В прежде тихом холле начался кавардак, какой лучше всех умеет устроить гастролирующая в провинции группа: столы в секунду сдвинули, расшвыряв стулья и вдребезги разбив вазу; примчавшуюся на гвалт официантку обняли, одарили цветами из разбитой вазы, закружили в танце и отправили бегом за добавкой ветчины – “и сырку прихвати, сладкая”. Чаковцев, забыв о газете, о призраке из прошлого, во все глаза глядел на этих – горластых, беззаботных, необремененных. Собственно, они тоже были призраки из их с Бобом прошлого…
– Как и не было всех этих лет, да? – тихо спросил Сташенко, перехватив его взгляд.
Чаковцев не ответил.
– Гена, а ты не передумал? Может, просто постоишь, подержишь инструмент, пошкафуешь чуток, а там, глядишь, аппетит и проснется, а?
Чаковцев отрицательно покачал головой:
– Не искушай, Боб, моё время вышло. Когда Страт свой продавал, зарок дал – больше ни-ни.
– Славная была гитара, – сказал Боб. – Зачем отдал? Оставил бы внукам, ну, или мне, любимому.
– Я, Бобик, на мели был, и расклад стоял простой: хата или Страт. Хорошо еще, покупатель денежный подвернулся.
– И кто такой?
Чаковцев усмехнулся:
– Броник. Слыхал про такого?
– Кто ж не слыхал про Броника, Ген. Вот уж не знал, что он играет.
– А он и не играет. Он коллекционирует.
– Вона как, – вздохнул Боб, – ясно.
– Но деньги дал хорошие… – Чаковцев поколебался, говорить ли: – И я еще неделю столовался в его харчевне – пока плов из ушей не показался. Не ем с тех пор, в глотку не лезет.
– Это потому что глотка сухая, не промоченная…
– Иди ты к черту.
– Ладно, – сказал Боб с энтузиазмом, – тогда раздача такая: после “Кактусов” выходишь к влюбленной в тебя публике и травишь пару авторских анекдотов. Обаяй их, короче, – ты умеешь.

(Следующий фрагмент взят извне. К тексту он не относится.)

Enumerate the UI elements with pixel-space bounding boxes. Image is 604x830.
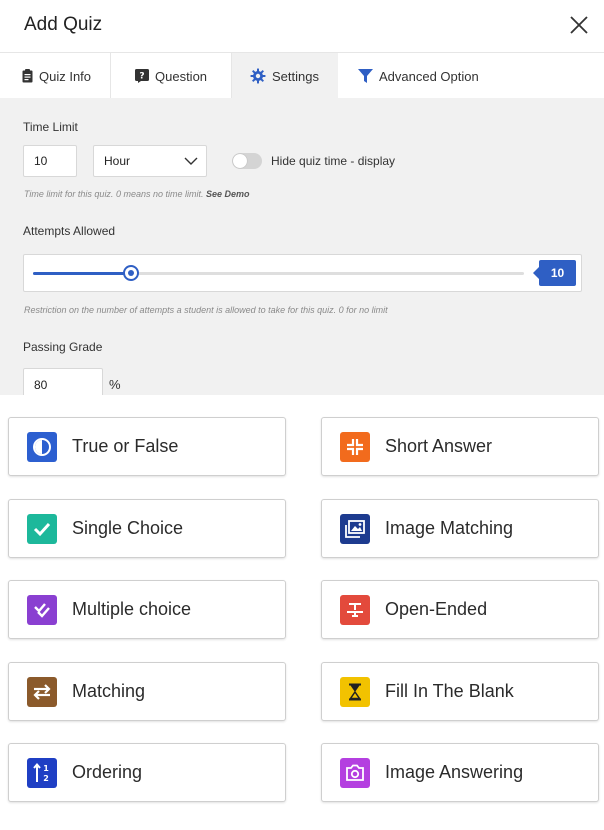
half-circle-icon: [27, 431, 57, 462]
question-type-label: Ordering: [72, 762, 143, 782]
time-limit-help: Time limit for this quiz. 0 means no tim…: [24, 189, 250, 199]
tab-bar: Quiz Info ? Question Settings Advanced O…: [0, 52, 604, 99]
image-icon: [340, 513, 370, 544]
question-type-label: True or False: [72, 436, 179, 456]
filter-icon: [358, 68, 373, 84]
question-type-single-choice[interactable]: Single Choice: [8, 499, 286, 558]
chevron-down-icon: [184, 157, 198, 165]
check-icon: [27, 513, 57, 544]
question-type-label: Short Answer: [385, 436, 493, 456]
tab-quiz-info[interactable]: Quiz Info: [0, 53, 111, 99]
text-icon: [340, 594, 370, 625]
question-type-label: Single Choice: [72, 518, 184, 538]
close-icon[interactable]: [568, 14, 590, 36]
clipboard-icon: [22, 69, 33, 83]
double-check-icon: [27, 594, 57, 625]
slider-track[interactable]: [33, 265, 524, 281]
sort-icon: 12: [27, 757, 57, 788]
slider-fill: [33, 272, 132, 275]
modal-header: Add Quiz: [0, 0, 604, 52]
question-type-short-answer[interactable]: Short Answer: [321, 417, 599, 476]
question-type-label: Fill In The Blank: [385, 681, 514, 701]
passing-grade-input[interactable]: 80: [23, 368, 103, 395]
tab-label: Advanced Option: [379, 68, 479, 84]
question-type-multiple-choice[interactable]: Multiple choice: [8, 580, 286, 639]
question-type-ordering[interactable]: 12 Ordering: [8, 743, 286, 802]
question-type-grid: True or False Short Answer Single Choice…: [0, 395, 604, 830]
slider-thumb[interactable]: [123, 265, 140, 281]
question-type-label: Multiple choice: [72, 599, 192, 619]
tab-advanced-option[interactable]: Advanced Option: [338, 53, 604, 99]
question-icon: ?: [135, 69, 149, 83]
svg-text:2: 2: [43, 774, 49, 783]
attempts-label: Attempts Allowed: [23, 224, 116, 238]
tab-label: Question: [155, 68, 208, 84]
question-type-fill-in-the-blank[interactable]: Fill In The Blank: [321, 662, 599, 721]
see-demo-link[interactable]: See Demo: [206, 189, 250, 199]
hide-quiz-time-label: Hide quiz time - display: [271, 154, 396, 168]
hide-quiz-time-toggle[interactable]: [232, 153, 262, 169]
svg-text:1: 1: [43, 764, 49, 773]
percent-sign: %: [109, 377, 121, 392]
time-limit-label: Time Limit: [23, 120, 78, 134]
time-unit-select[interactable]: Hour: [93, 145, 207, 177]
question-type-matching[interactable]: Matching: [8, 662, 286, 721]
time-unit-value: Hour: [104, 154, 131, 168]
settings-panel: Time Limit 10 Hour Hide quiz time - disp…: [0, 98, 604, 395]
question-type-true-or-false[interactable]: True or False: [8, 417, 286, 476]
question-type-label: Image Answering: [385, 762, 524, 782]
hourglass-icon: [340, 676, 370, 707]
question-type-image-matching[interactable]: Image Matching: [321, 499, 599, 558]
tab-question[interactable]: ? Question: [111, 53, 232, 99]
tab-settings[interactable]: Settings: [232, 53, 338, 99]
attempts-value-badge: 10: [533, 260, 576, 286]
question-type-label: Open-Ended: [385, 599, 488, 619]
question-type-label: Image Matching: [385, 518, 514, 538]
compress-icon: [340, 431, 370, 462]
time-limit-input[interactable]: 10: [23, 145, 77, 177]
svg-text:?: ?: [139, 72, 144, 82]
swap-icon: [27, 676, 57, 707]
attempts-slider: 10: [23, 254, 582, 292]
question-type-label: Matching: [72, 681, 146, 701]
tab-label: Settings: [272, 68, 319, 84]
question-type-open-ended[interactable]: Open-Ended: [321, 580, 599, 639]
tab-label: Quiz Info: [39, 68, 92, 84]
gear-icon: [250, 68, 266, 84]
passing-grade-label: Passing Grade: [23, 340, 103, 354]
camera-icon: [340, 757, 370, 788]
modal-title: Add Quiz: [24, 14, 103, 35]
question-type-image-answering[interactable]: Image Answering: [321, 743, 599, 802]
attempts-help: Restriction on the number of attempts a …: [24, 305, 388, 315]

– Умею, – скромно согласился Чаковцев.
– Расскажешь, как сочинил бессмертный народный хит, новую версию, естественно…
– Да, кстати, – встрял в их разговор клавишник, – лично я слышал про это две разных истории, а как оно было на самом деле?
– Юноша, – сказал Сташенко поучительно, – во-первых, не перебивай взрослых, а, во-вторых, про то, как было на самом деле, знают лишь трое: Гена, я и ещё одна, тогда весьма юная, особа. Причём дама, скорее всего, ни фига не помнит, ибо была в тот вечер в драбадан. Правильно я говорю, Гена?

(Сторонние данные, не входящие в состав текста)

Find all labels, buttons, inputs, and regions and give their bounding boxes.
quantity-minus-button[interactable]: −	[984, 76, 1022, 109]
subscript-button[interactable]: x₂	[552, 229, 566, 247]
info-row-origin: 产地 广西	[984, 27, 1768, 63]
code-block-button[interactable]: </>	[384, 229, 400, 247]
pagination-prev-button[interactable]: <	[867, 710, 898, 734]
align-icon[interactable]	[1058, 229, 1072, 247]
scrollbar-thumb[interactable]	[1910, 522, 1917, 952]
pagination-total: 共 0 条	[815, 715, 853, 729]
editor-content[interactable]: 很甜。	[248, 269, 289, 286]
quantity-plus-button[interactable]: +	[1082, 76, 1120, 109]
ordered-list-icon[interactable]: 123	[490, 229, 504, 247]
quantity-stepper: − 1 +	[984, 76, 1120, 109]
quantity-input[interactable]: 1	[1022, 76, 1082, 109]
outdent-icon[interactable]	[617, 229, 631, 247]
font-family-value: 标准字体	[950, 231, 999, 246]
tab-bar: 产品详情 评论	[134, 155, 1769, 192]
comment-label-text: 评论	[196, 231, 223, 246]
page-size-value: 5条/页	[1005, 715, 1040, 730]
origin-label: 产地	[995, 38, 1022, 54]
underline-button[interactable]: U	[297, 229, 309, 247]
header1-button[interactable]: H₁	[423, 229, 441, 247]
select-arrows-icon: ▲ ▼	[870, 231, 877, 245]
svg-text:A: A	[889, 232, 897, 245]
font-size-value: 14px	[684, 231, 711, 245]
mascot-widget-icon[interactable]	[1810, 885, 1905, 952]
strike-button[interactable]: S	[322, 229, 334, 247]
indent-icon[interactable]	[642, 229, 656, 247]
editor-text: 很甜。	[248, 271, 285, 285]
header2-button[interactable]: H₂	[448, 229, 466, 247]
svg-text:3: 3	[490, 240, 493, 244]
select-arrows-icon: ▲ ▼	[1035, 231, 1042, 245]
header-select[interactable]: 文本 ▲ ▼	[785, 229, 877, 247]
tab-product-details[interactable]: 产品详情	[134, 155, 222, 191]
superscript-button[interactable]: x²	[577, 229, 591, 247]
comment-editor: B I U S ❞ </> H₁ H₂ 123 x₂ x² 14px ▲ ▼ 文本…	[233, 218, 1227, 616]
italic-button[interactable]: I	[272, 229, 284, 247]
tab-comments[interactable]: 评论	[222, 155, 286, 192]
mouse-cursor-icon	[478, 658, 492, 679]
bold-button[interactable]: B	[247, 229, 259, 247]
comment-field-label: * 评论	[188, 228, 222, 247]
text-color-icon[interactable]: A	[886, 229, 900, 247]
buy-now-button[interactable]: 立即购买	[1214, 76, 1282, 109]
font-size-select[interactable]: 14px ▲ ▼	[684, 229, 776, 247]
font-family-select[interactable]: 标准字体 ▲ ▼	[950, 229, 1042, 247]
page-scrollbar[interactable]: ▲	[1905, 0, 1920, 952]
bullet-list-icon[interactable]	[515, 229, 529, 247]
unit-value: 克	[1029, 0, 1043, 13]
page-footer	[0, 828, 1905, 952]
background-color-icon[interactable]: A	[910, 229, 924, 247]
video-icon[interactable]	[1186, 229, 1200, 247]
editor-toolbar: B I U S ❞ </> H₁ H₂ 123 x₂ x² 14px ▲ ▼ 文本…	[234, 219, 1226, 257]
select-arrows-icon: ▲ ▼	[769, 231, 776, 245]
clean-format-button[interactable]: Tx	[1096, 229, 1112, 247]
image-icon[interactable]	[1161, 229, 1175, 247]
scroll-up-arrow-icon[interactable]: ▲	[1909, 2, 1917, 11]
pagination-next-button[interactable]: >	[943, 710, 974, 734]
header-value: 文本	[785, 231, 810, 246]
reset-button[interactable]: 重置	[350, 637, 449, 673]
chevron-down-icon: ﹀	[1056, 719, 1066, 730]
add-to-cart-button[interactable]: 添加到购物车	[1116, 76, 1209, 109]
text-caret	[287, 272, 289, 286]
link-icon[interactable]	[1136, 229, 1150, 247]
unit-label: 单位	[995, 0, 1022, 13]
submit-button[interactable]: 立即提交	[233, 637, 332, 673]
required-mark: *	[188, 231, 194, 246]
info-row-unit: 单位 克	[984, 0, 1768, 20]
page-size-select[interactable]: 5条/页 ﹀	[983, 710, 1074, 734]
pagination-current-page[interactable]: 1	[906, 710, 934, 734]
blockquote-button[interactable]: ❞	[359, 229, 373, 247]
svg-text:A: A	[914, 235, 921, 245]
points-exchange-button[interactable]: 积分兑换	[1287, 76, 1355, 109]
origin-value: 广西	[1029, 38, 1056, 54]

Чаковцев беззвучно смеялся, закрыв лицо ладонью.
– Ты, брат, когда напишешь свой собственный бессмертный народный хит, тоже никому не рассказывай, как именно ты это сделал, – Сташенко обнял клавишника и потрепал его по щеке. – А почему? – спросишь ты. – А вот почему, – отвечу я, – потому что хит сам по себе принесет тебе лишь море народной любви, но срубить бабла ты сможешь только с легенды…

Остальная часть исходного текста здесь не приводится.